Letter selection will find the subset of the nice utterances that has the best letter coverage. It is a greedy algorithm, but this is usually sufficient. This process also takes a number to define the number of utterances it is looking for. The process will be applied multiple times to the remaining data until that number is reached. If there isn't enough data to select from it might loop for ever. By default it looks for 1000 utterance, which is not unreasonable for a unit selection voices, 500 is probably sufficient for a CLUSTERGEN voice. But, as they say, your mileage may vary.

    $FESTVOXDIR/src/promptselect/make_nice_prompts select_letter_n 

If you do have a pronunciation lexicon for you language, you can also do select based on segments rather than letters. We have not done exhaustive comparisons of how valuable segment selection is over letter selection. It is clear that although probably important, it is probably less important that selecting a good voice talent, or recording the prompts in a high quality manner. Two stages are required for segment selection. The first stage is to render the nice prompts from words to segments

    $FESTVOXDIR/src/promptselect/make_nice_prompts synth_seg

Then greedily select the utterances with the best di-phone coverage.

    $FESTVOXDIR/src/promptselect/make_nice_prompts select_seg

We do not yet support select_seg_n.

After selection the nice prompts will me in Look at it. Do not expect it to be perfect. I have never done this for a new language, without having to do it multiple times until I get something reasonable. Even once you have the result, it is worth while checking each utterance and correcting and/or rejecting it for other reasons, such as ungrammatical, hard to read, ambiguous words etc. Be bold and get rid of weird sentences, it will save you trouble later. The selection process is deliberately designed to have redundancy as speech is a variable medium and we can never be sure what exact the voice talent will say, or how the unit selection process will select the units from the database.

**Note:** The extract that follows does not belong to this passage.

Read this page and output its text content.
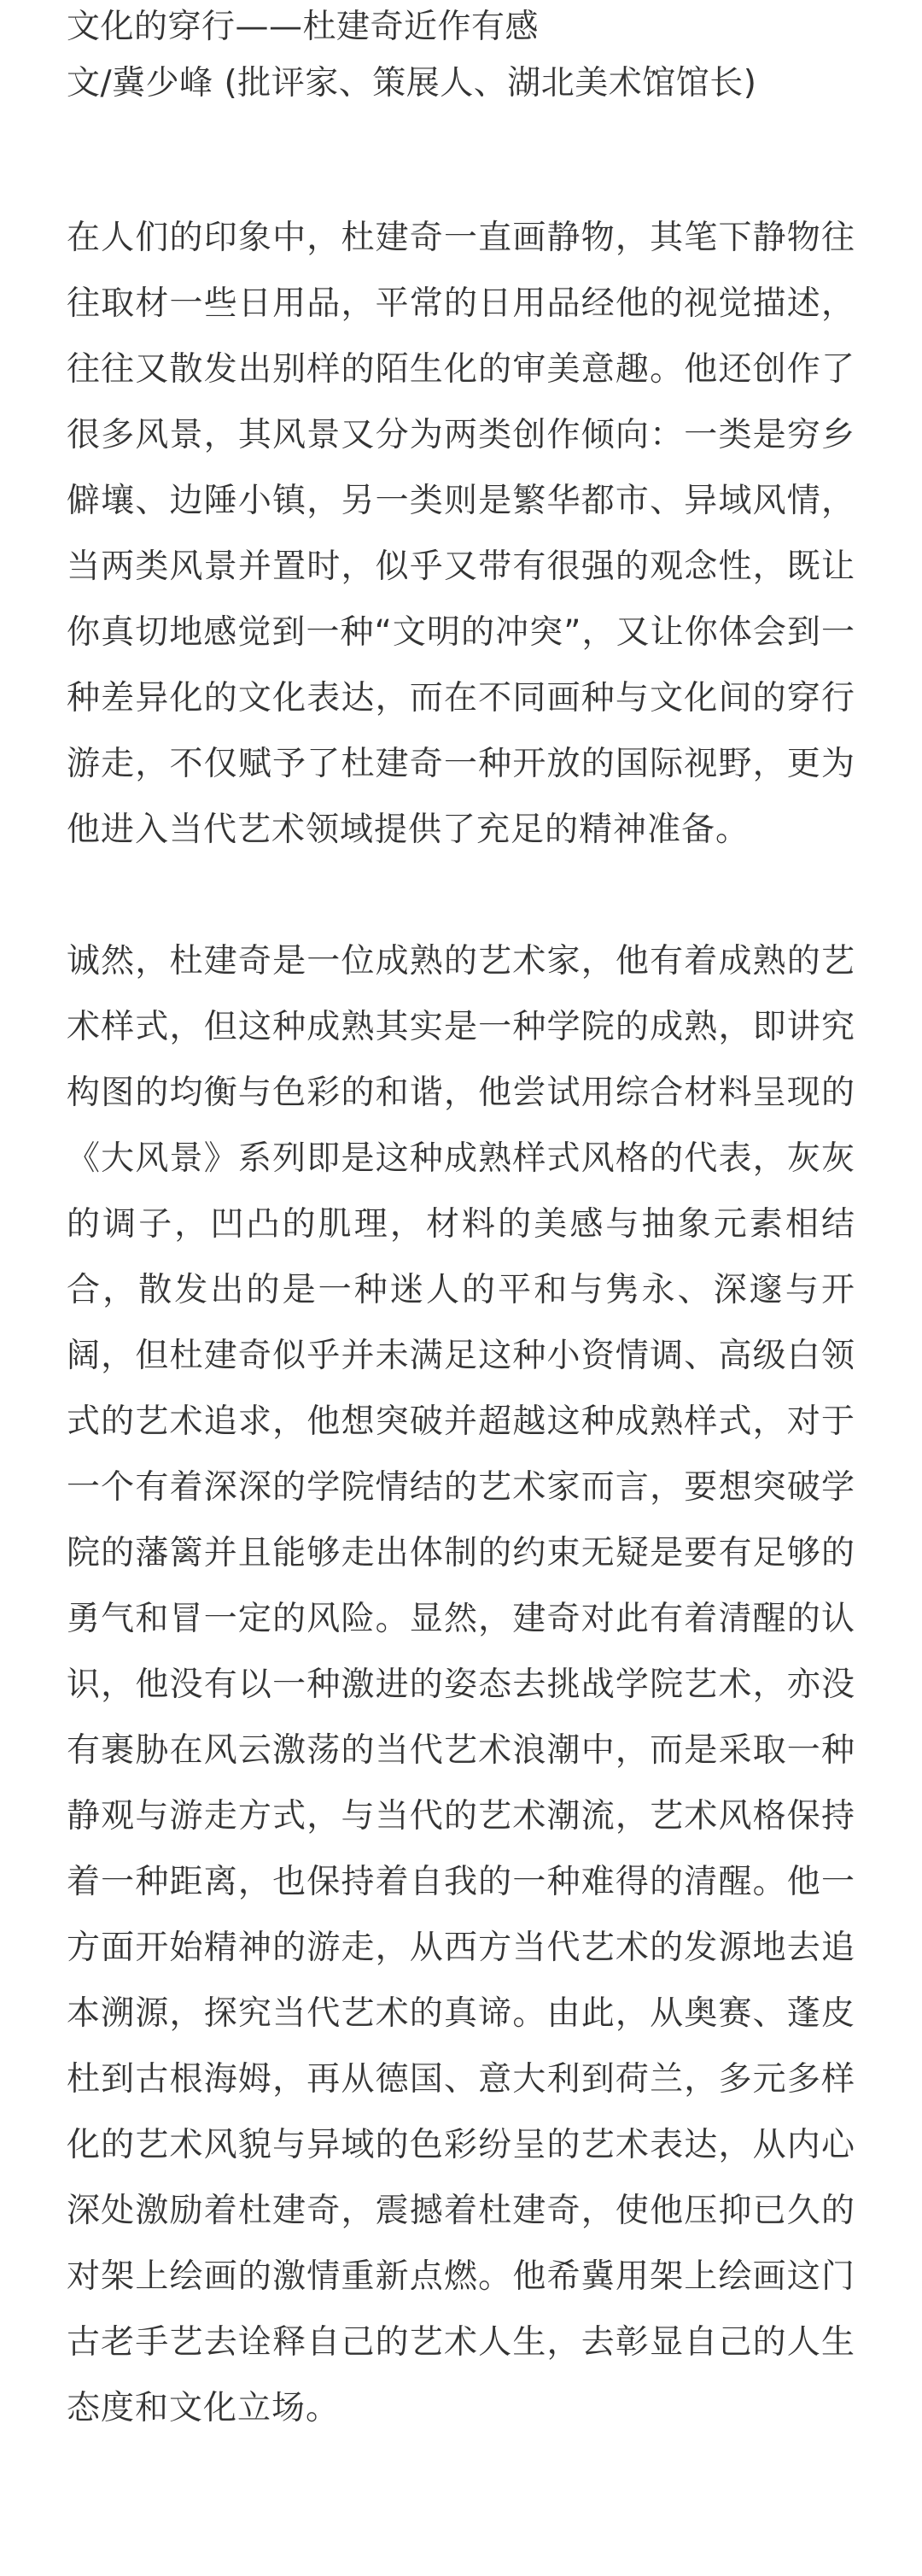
文化的穿行——杜建奇近作有感
文/冀少峰 (批评家、策展人、湖北美术馆馆长)

在人们的印象中，杜建奇一直画静物，其笔下静物往往取材一些日用品，平常的日用品经他的视觉描述，往往又散发出别样的陌生化的审美意趣。他还创作了很多风景，其风景又分为两类创作倾向：一类是穷乡僻壤、边陲小镇，另一类则是繁华都市、异域风情，当两类风景并置时，似乎又带有很强的观念性，既让你真切地感觉到一种“文明的冲突”，又让你体会到一种差异化的文化表达，而在不同画种与文化间的穿行游走，不仅赋予了杜建奇一种开放的国际视野，更为他进入当代艺术领域提供了充足的精神准备。

诚然，杜建奇是一位成熟的艺术家，他有着成熟的艺术样式，但这种成熟其实是一种学院的成熟，即讲究构图的均衡与色彩的和谐，他尝试用综合材料呈现的《大风景》系列即是这种成熟样式风格的代表，灰灰的调子，凹凸的肌理，材料的美感与抽象元素相结合，散发出的是一种迷人的平和与隽永、深邃与开阔，但杜建奇似乎并未满足这种小资情调、高级白领式的艺术追求，他想突破并超越这种成熟样式，对于一个有着深深的学院情结的艺术家而言，要想突破学院的藩篱并且能够走出体制的约束无疑是要有足够的勇气和冒一定的风险。显然，建奇对此有着清醒的认识，他没有以一种激进的姿态去挑战学院艺术，亦没有裹胁在风云激荡的当代艺术浪潮中，而是采取一种静观与游走方式，与当代的艺术潮流，艺术风格保持着一种距离，也保持着自我的一种难得的清醒。他一方面开始精神的游走，从西方当代艺术的发源地去追本溯源，探究当代艺术的真谛。由此，从奥赛、蓬皮杜到古根海姆，再从德国、意大利到荷兰，多元多样化的艺术风貌与异域的色彩纷呈的艺术表达，从内心深处激励着杜建奇，震撼着杜建奇，使他压抑已久的对架上绘画的激情重新点燃。他希冀用架上绘画这门古老手艺去诠释自己的艺术人生，去彰显自己的人生态度和文化立场。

It is wise to first go through every sentence and attempt to record it and at that time decide if the sentence is actually a reasonable utterance to include in the prompt set for that language.

The final stage extracts the vocabulary of the selected prompt set. You can use this vocab list to start building your pronunciation lexicon as you will need that to build your speech databases (unless you are using an orthography based selection technique).

    $FESTVOXDIR/src/promptselect/make_nice_prompts find_vocab

You can also do the whole process with the command

    $FESTVOXDIR/src/promptselect/make_nice_prompts do_all TEXT0 TEXT1 ...

As really the find_nice stage takes up about 98% of processing time, redoing the other parts each time isn't unreasonable.

Non-Latin-script languages

For non-Latin-script languages there are options that seem to work well, if the language has spaces between words. We have used this quite extensively for UTF-8 encoded languages (Arabic and Hindi). For these language use

    $FESTVOXDIR/src/promptselect/make_nice_prompts select_seg
    $FESTVOXDIR/src/promptselect/make_nice_prompts find_freq_asis TEXT0 TEXT1 ...
    $FESTVOXDIR/src/promptselect/make_nice_prompts make_freq_lex
    $FESTVOXDIR/src/promptselect/make_nice_prompts find_nice_asis TEXT0 TEXT1 ...
    $FESTVOXDIR/src/promptselect/make_nice_prompts select_letter_n
    $FESTVOXDIR/src/promptselect/make_nice_prompts find_vocab_asis

You can also do the whole process with the command

    $FESTVOXDIR/src/promptselect/make_nice_prompts do_all_asis TEXT0 TEXT1 ...

For languages that do not have spaces between the words (Chinese, Japanese, Thai etc), the above techniques will not work. We have used the above techniques for Chinese, by first segmenting the data into words.